Dealing with Climate Change and Preserving Our Natural Resources

Senator Reed understands that a clean environment is important to our state’s economy and Rhode Islanders’ health and quality of life.  His conservation efforts have helped clean up and preserve Rhode Island’s open spaces, beaches, and waters, so future generations may appreciate the beauty of the state while living healthy, productive lives.

He also recognizes that our environment is under constant stress from a changing climate.  Warming temperatures and weather volatility pose a threat to our environment, economy, and national security, and Senator Reed believes that part of our mitigation strategy must include a national energy policy that limits carbon pollution, focuses on the development of clean, renewable energy sources that create jobs, and holds big polluters accountable.  He also believes that communities must take action to better adapt to a changing climate.  This includes the increase in resilience of our critical infrastructure and emergency preparedness.

Reed has fought efforts to gut the Clean Air Act, rejecting harmful policy riders and deep funding cuts that would weaken the EPA’s ability to address climate change and fight pollution that threatens public health.  He has also fought to maintain robust funding for the EPA Clean Water and Drinking Water State Revolving Funds.  These key federal programs help states finance priority water and wastewater construction projects that support jobs, improve water quality, and safeguard public health and the environment.

Reed has also been at the forefront of a national movement to reconnect kids with nature and strengthen environmental education in America's classrooms.  He is the author of the No Child Left Inside Act, which would support outdoor learning activities for Rhode Island’s students.

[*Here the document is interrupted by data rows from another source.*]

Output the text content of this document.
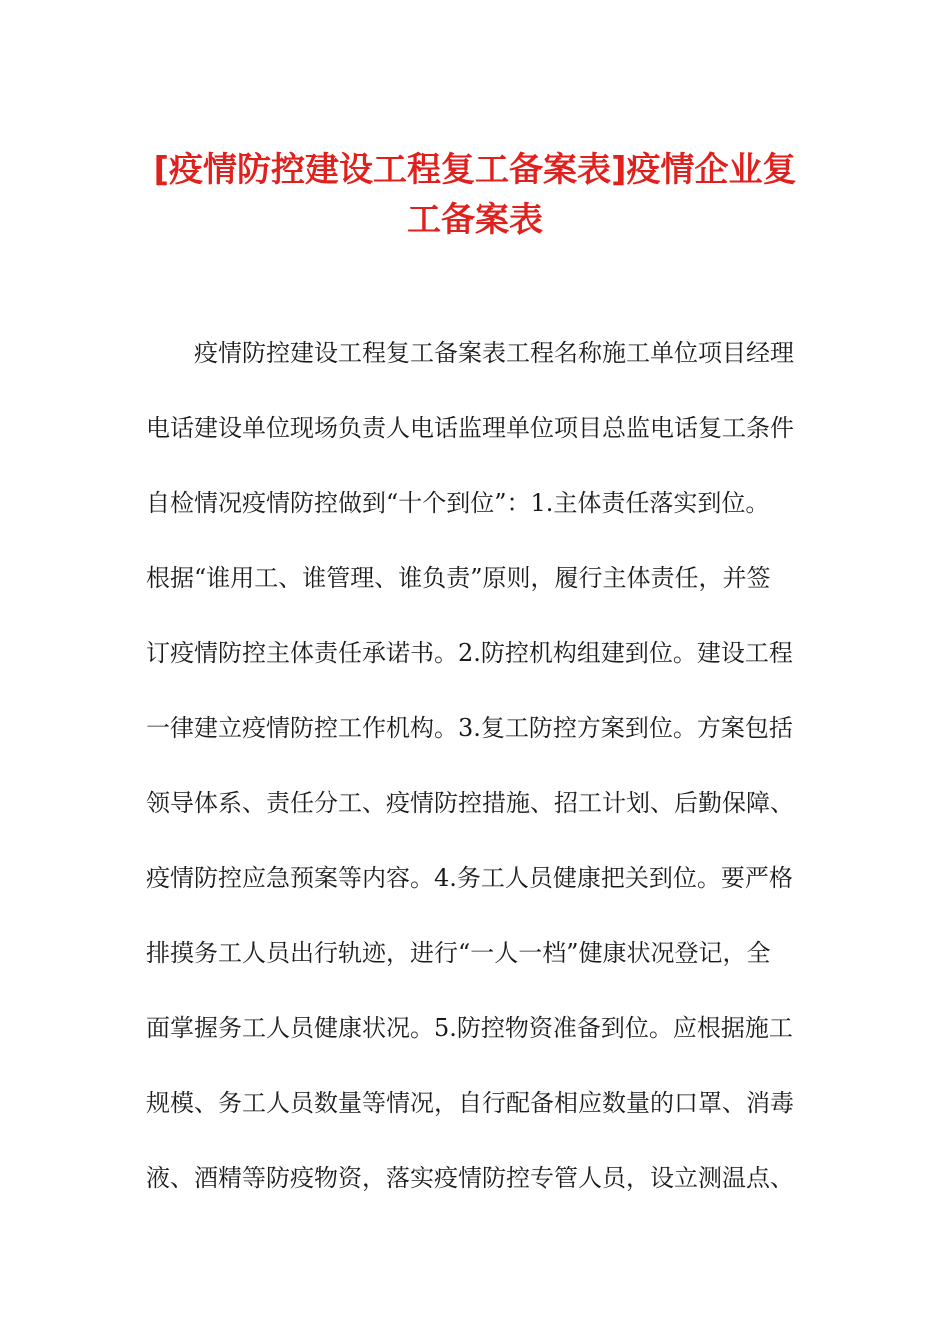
[疫情防控建设工程复工备案表]疫情企业复
工备案表
疫情防控建设工程复工备案表工程名称施工单位项目经理
电话建设单位现场负责人电话监理单位项目总监电话复工条件
自检情况疫情防控做到“十个到位”：1.主体责任落实到位。
根据“谁用工、谁管理、谁负责”原则，履行主体责任，并签
订疫情防控主体责任承诺书。2.防控机构组建到位。建设工程
一律建立疫情防控工作机构。3.复工防控方案到位。方案包括
领导体系、责任分工、疫情防控措施、招工计划、后勤保障、
疫情防控应急预案等内容。4.务工人员健康把关到位。要严格
排摸务工人员出行轨迹，进行“一人一档”健康状况登记，全
面掌握务工人员健康状况。5.防控物资准备到位。应根据施工
规模、务工人员数量等情况，自行配备相应数量的口罩、消毒
液、酒精等防疫物资，落实疫情防控专管人员，设立测温点、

  • Senator Reed has helped provide millions of dollars in federal Brownfields funding to support environmental cleanups and revitalize former industrial and commercial sites throughout the state, transforming them from abandoned and blighted properties into community assets.
  • Reed secured millions of dollars in federal funding for conservation projects to help preserve Rhode Island’s fish and wildlife populations, cultural heritage, and open spaces.  Major projects included the Blackstone River Valley National Heritage Corridor and the Rhode Island National Wildlife Refuges, as well as efforts to clean and preserve Narragansett Bay and Rocky Point.   He also wrote the law establishing the Blackstone Valley National Historic Park. 
  • Reed secured $2 million to establish a Southern New England Estuaries Geographic Program within the EPA, which will provide grants to Rhode Island and Massachusetts stakeholders to work on priority watershed restoration projects.
  • As a member of the Appropriations Committee, Reed secured $2.25 million in federal funds to contribute to the purchase and preservation of Rocky Point, in conjunction with the City of Warwick and the RI Department of Environmental Management.
  • In 2013, Reed received a distinguished service award for his efforts to protect and restore Rhode Island’s estuaries and water resources.  The award was presented by the National Estuarine Research Reserve Association, Restore America’s Estuaries, Association of National Estuary Programs, Narragansett Bay Research Reserve, Save the Bay, and the RI Department of Environmental Management.